Kini, Heri bukan lagi sekadar peternak yang berjuang sendirian. Lewat tangan dinginnya, ia berhasil menyulap kegagalan pribadi menjadi gerakan kolektif yang menghidupi ratusan kepala keluarga.
Titik Balik di Pinggir Kolam
Memulai medio 2016 tanpa latar belakang perikanan, alumnus sarjana manajemen ini nekat membangun enam kolam lele sederhana. Alih-alih untung, ia justru diterjang badai kerugian. Namun, di tengah keterpurukan itu, Heri menemukan sebuah pola: peternak kecil sering kali tumbang bukan karena kurang terampil, melainkan karena buta akses pasar.
”Saya melihat peternak kecil itu punya kendala besar di akses pasar. Mereka berjalan sendiri-sendiri, sehingga daya tawarnya rendah,” ungkap Heri saat ditemui pada Rabu (08/04/2026).
Lahirnya “Pekantara”: Kekuatan dalam Kebersamaan
Sadar bahwa “sendiri kita cepat, bersama kita kuat,” Heri mendirikan Kelompok Petani Ikan Air Tawar Nusantara (Pekantara) tiga tahun lalu. Organisasi ini bukan sekadar paguyuban, melainkan wadah kolaborasi untuk memutus rantai distribusi yang selama ini merugikan peternak kecil.
Perkembangannya pun luar biasa:
Anggota: Dari semula 20 orang, kini melesat hingga 100+ peternak di berbagai kecamatan.
Produksi: Kini mampu menyuplai pasar hingga 4 ton lele per hari.
Inovasi: Pendampingan teknik budidaya efisien dan penggunaan pakan alternatif untuk menekan biaya produksi.
Diganjar Penghargaan PWI Jombang Award 2026
Dedikasi pria berkepala plontos ini tak berujung sia-sia. Dalam ajang PWI Jombang Award 2026, Heri Purnomo resmi dianugerahi penghargaan sebagai “Inisiator Sinergi Ekonomi Akuakultur Kabupaten Jombang”.

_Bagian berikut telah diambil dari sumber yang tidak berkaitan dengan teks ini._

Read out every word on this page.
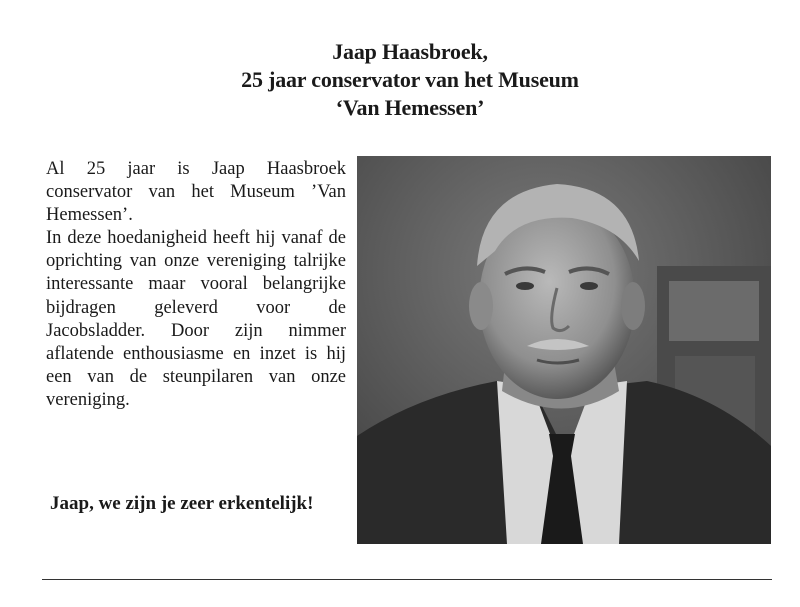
Jaap Haasbroek,
25 jaar conservator van het Museum
‘Van Hemessen’
Al 25 jaar is Jaap Haasbroek conservator van het Museum ’Van Hemessen’.
In deze hoedanigheid heeft hij vanaf de oprichting van onze vereniging talrijke interessante maar vooral belangrijke bijdragen geleverd voor de Jacobsladder. Door zijn nimmer aflatende enthousiasme en inzet is hij een van de steunpilaren van onze vereniging.
Jaap, we zijn je zeer erkentelijk!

Ketua PWI Jombang, Muhammad Mufid, memuji langkah Heri yang mampu menciptakan ekosistem ekonomi yang sehat di tingkat akar rumput. “Beliau berhasil mendorong kemandirian ekonomi berbasis akuakultur dan memperkuat posisi peternak kecil di tengah tantangan pasar yang dinamis,” tuturnya.
Menatap Masa Depan
Kini, kolam-kolam di sudut Desa Temuwulan telah bertransformasi menjadi laboratorium hidup bagi para peternak. Heri membuktikan bahwa untuk membawa perubahan besar, seseorang tidak harus duduk di kursi birokrasi.
”Keberhasilan usaha tidak hanya diukur dari hasil panen, tetapi dari seberapa kuat para peternak bisa bertahan bersama menghadapi pasar,” pungkas Heri optimis.
Kisah Heri Purnomo adalah pengingat bagi kita semua: bahwa di balik genangan air kolam yang tenang, terdapat potensi ekonomi raksasa jika dikelola dengan semangat kolaborasi, bukan sekadar kompetisi.